Old Fashioned Apple Dumplings

17-year-old Helena Muffly wrote exactly 100 years ago today: 

Thursday, September 12, 1912:  Wish some good kind soul would tell me what to write.

Her middle-aged granddaughter’s comments 100 years later:

Grandma, you should have written about the everyday things that you did. . . The things that seemed too boring and mundane to put into the diary. For example, you could have told us what you had for supper.

It’s the peak of the apple season—Did you have apples for supper? Maybe old-fashioned apple dumplings. . . .

Apple Dumplings

Pastry for 9 inch two-crust pie

9 tart baking apples, peeled and quartered

cinnamon

2 cups brown sugar (packed)

1 cup water

Preheat oven to 425 degrees. Prepare pastry as directed except roll 1/3 of dough into large rectangle; cut into 3 smaller rectangles. Put 4 apples quarters (1 apple) in each rectangle. Sprinkle with cinnamon. Moisten corners of each square with water; bring 2 opposite corners of pastry up over apple and press together. Fold in sides of remaining corners (as if wrapping a package); bring corners up over apple and press together. Repeat with remaining dough and apples. Place dumplings in ungreased 12 X 8  X 3 inch or similarly sized baking dish.
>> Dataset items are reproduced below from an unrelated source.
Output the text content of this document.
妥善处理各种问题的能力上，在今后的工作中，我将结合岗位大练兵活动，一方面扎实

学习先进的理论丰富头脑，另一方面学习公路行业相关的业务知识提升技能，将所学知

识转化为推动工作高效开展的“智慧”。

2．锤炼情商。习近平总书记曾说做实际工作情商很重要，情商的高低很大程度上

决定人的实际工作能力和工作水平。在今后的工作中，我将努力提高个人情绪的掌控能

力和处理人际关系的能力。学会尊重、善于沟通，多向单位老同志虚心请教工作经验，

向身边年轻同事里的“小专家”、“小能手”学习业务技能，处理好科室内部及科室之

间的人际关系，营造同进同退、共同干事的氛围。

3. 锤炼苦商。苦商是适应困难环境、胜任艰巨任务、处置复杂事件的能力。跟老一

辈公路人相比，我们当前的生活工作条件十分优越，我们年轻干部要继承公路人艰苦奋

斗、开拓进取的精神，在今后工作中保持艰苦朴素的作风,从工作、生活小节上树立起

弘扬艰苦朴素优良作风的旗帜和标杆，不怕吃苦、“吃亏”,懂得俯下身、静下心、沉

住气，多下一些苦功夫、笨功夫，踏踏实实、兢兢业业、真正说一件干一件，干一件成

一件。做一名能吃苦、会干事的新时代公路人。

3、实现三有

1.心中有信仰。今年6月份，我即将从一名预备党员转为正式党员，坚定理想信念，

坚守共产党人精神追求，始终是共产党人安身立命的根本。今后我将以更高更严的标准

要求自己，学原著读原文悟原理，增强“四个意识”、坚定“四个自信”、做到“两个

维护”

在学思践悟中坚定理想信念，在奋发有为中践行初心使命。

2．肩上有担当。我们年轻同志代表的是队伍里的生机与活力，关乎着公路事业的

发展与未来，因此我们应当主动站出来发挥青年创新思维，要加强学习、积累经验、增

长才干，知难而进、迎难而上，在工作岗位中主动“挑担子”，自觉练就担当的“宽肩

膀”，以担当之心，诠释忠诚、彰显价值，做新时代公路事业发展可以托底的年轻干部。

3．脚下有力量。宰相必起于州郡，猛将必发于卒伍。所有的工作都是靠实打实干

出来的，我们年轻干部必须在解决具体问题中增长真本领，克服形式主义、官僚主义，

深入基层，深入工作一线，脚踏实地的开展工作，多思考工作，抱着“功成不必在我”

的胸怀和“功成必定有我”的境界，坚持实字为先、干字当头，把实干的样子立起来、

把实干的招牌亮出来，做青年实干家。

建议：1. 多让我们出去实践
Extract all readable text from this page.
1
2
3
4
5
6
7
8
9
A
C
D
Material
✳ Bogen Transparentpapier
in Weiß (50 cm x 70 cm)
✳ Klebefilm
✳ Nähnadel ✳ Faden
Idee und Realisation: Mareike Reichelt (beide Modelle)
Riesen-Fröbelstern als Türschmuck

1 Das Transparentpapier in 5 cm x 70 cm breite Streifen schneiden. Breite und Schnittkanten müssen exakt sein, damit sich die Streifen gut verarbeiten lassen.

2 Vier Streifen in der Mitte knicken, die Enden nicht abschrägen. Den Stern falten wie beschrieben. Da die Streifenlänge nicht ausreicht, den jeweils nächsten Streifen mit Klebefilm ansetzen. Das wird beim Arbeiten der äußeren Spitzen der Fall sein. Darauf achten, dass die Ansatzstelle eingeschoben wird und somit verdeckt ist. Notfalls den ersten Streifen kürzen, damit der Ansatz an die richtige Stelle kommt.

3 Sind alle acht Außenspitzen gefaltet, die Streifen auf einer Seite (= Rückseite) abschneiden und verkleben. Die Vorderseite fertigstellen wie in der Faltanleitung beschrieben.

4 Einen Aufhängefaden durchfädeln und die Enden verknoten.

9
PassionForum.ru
In a saucepan heat brown sugar and water to boiling; carefully pour around and over dumplings. Bake 40 minutes or until crust is golden and apples are tender. Serve warm or cool. If desired, serve with milk.

Yield: 9 servings

30 thoughts on “Old Fashioned Apple Dumplings

  1. The power of suggestion… I have an uncontrollable urge to make apple dumplings. A perfect celebration into fall. And you are right Sheryl, what sounds mundane today will be a treat for future generations.

    1. Sometimes I wonder what things in my life that seen very mundane will be very different in another hundred years–and which things won’t have changed much.

  2. I rather expect that “writing” was expected to be about “sublime” and “unique” things one hundred years ago…with elevated language. YOu can tell that by the poetry of the time and comparing it with today’s poetry. Using plain every day languge and writing about things as they are is rather a modern concept in writing… And after a full day of farm chores I suspect it was difficult for your Grandmother to find something of that elevated nature. That’s one of the blessings of today’s writing, I think.

    1. That makes a lot of sense. It seemed like she wanted to write about “important” things–yet nothing of importance seemed to happen on some days.

  3. I was thinking the same thing – it would have been interesting to even hear what she had for dinner, how her day went at school, her friends, etc…But I think her granddaughter is doing a good job of filling in the blanks. Time to look around and see who is selling apple dumplings!! Blessings~Patty

  4. Warm memories here–I loved apple dumplings.The ones we got at the West Shore farmer’s market had a little nugget of solid cinnamon at the bottom, inside. Like a treasure.

  5. I think that I will make apple dumplings soon. I have made a lot of pies but no dumplings, ever. I think I will start a journal where I just do a sentence or two before bed about mundane things. You are an inspiration. You and your grandmother.

    1. That’s a wonderful idea. I’m trying to learn how to look at things through a different lens. Even things that seem mundane are interesting, if I think a little more deeply about them.

  6. oh, I just read about keeping the times straight. When I am deep into research and trying to figure out what is happening with some ancestor or friend of an ancestor, I get mixed up too.